In this study, the ESD process was used to prepare Mo coating on the H13 steel substrate, and the properties of the coating were investigated. The main conclusions are as follows.

(1)

The Mo coating without defects was successively prepared on the H13 steel substrate by ESD process. The effect of main parameters on the thickness and roughness of the coating was studied. The well main parameters were obtained as follows: the deposition power, discharge frequency, and specific deposition time were 1000 W, 350 Hz, and 3 min/cm², respectively.

(2)

The Mo coating was mainly composed of Fe_9.7Mo_0.3, Fe-Cr, and FeMo, Fe₂Mo cemented carbide phases and amorphous phase. The coating cross-section mainly consisted of the strengthening zone and transition zone.
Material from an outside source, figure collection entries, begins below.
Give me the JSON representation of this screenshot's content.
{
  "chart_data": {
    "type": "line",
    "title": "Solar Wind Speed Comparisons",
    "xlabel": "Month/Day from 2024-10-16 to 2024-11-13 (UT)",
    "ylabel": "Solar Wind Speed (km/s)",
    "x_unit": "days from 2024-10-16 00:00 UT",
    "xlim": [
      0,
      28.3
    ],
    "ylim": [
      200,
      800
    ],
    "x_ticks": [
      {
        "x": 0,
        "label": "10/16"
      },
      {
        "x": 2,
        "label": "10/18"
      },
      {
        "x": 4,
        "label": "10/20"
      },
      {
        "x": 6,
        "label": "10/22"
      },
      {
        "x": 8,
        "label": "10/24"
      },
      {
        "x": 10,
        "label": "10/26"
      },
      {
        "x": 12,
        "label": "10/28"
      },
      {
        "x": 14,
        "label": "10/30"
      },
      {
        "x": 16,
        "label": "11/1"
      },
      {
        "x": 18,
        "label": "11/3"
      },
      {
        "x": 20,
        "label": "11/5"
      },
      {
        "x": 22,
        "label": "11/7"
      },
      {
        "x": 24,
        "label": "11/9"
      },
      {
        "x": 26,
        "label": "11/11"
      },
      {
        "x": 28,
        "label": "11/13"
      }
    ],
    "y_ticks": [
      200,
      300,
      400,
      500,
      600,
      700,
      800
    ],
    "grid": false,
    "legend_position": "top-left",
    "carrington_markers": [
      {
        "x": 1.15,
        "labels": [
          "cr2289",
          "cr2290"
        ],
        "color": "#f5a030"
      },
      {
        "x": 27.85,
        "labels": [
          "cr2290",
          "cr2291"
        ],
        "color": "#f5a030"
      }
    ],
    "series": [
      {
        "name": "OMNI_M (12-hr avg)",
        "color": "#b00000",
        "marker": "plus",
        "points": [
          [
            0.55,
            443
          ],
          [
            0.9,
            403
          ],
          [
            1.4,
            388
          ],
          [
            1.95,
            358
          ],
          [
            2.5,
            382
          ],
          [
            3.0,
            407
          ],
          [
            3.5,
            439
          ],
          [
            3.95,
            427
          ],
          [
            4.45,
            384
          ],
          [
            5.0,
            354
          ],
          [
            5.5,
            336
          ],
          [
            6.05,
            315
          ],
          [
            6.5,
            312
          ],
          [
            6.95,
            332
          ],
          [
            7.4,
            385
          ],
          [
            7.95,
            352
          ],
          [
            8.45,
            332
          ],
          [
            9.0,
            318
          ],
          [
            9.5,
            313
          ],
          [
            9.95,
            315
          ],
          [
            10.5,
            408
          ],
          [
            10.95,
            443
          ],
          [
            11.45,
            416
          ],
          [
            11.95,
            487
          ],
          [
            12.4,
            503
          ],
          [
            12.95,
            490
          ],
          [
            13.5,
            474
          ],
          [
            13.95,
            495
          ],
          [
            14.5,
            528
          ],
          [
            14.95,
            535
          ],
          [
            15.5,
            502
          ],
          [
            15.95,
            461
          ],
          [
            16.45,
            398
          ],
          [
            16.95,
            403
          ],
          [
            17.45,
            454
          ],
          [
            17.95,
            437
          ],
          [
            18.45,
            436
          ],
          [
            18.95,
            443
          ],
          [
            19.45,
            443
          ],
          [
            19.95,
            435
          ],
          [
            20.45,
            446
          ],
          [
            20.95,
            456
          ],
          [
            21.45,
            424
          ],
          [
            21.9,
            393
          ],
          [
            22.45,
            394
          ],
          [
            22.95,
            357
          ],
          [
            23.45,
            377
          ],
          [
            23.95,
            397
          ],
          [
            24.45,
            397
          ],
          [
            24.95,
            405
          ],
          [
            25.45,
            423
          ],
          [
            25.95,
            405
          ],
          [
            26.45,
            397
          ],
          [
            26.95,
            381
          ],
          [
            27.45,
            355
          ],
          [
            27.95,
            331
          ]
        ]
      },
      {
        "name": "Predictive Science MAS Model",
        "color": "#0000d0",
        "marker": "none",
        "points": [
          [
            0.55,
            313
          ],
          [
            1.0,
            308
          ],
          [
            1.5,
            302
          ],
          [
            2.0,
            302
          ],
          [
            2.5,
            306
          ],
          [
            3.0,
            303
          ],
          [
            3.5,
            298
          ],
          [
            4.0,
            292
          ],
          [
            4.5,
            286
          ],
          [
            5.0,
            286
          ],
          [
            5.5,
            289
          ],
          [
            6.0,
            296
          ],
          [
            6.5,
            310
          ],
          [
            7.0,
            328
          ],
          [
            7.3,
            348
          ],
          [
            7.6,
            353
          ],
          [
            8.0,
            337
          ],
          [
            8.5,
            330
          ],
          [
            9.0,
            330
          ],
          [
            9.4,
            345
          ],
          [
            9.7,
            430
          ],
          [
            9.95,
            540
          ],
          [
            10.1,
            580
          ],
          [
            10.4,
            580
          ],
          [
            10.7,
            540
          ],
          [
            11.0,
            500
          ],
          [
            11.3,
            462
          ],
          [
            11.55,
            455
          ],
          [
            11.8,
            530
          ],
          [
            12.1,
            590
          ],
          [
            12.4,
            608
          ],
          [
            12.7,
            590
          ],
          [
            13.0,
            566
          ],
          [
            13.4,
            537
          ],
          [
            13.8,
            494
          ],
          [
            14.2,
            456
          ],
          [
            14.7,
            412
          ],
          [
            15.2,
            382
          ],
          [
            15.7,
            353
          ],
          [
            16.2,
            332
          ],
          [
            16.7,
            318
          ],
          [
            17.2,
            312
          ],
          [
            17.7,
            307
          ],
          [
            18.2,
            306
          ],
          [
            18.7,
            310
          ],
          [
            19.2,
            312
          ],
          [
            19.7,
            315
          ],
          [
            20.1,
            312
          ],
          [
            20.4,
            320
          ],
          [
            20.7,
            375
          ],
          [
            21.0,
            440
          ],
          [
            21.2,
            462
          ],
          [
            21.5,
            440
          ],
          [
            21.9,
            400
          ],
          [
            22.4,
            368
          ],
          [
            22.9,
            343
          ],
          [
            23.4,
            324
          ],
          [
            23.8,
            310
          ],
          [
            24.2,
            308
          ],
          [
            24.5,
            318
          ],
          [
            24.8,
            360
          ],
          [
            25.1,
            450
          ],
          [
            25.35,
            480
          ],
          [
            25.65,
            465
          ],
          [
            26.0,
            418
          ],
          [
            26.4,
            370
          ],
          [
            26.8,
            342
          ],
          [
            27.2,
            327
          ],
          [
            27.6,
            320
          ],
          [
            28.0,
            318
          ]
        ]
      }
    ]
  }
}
The metallurgical bonding was formed between the coating and substrate.

(3)

The microhardness of the coating distribution showed a noticeable gradient, and the microhardness gradually decreased from the coating top surface to the substrate. The wear resistance of the coating was about seven times higher than that of the substrate. The amorphous phase and cemented carbide phase improved the microhardness and strengthened the bearing capacity of the coating.

(4)

The self-corrosion of the coating potential increased by 9%, and the self-corrosion current density was 24% of the substrate. The corrosion resistance of the coating was much better than that of the substrate due to Mo’s excellent corrosion resistance by ESD technology preparation.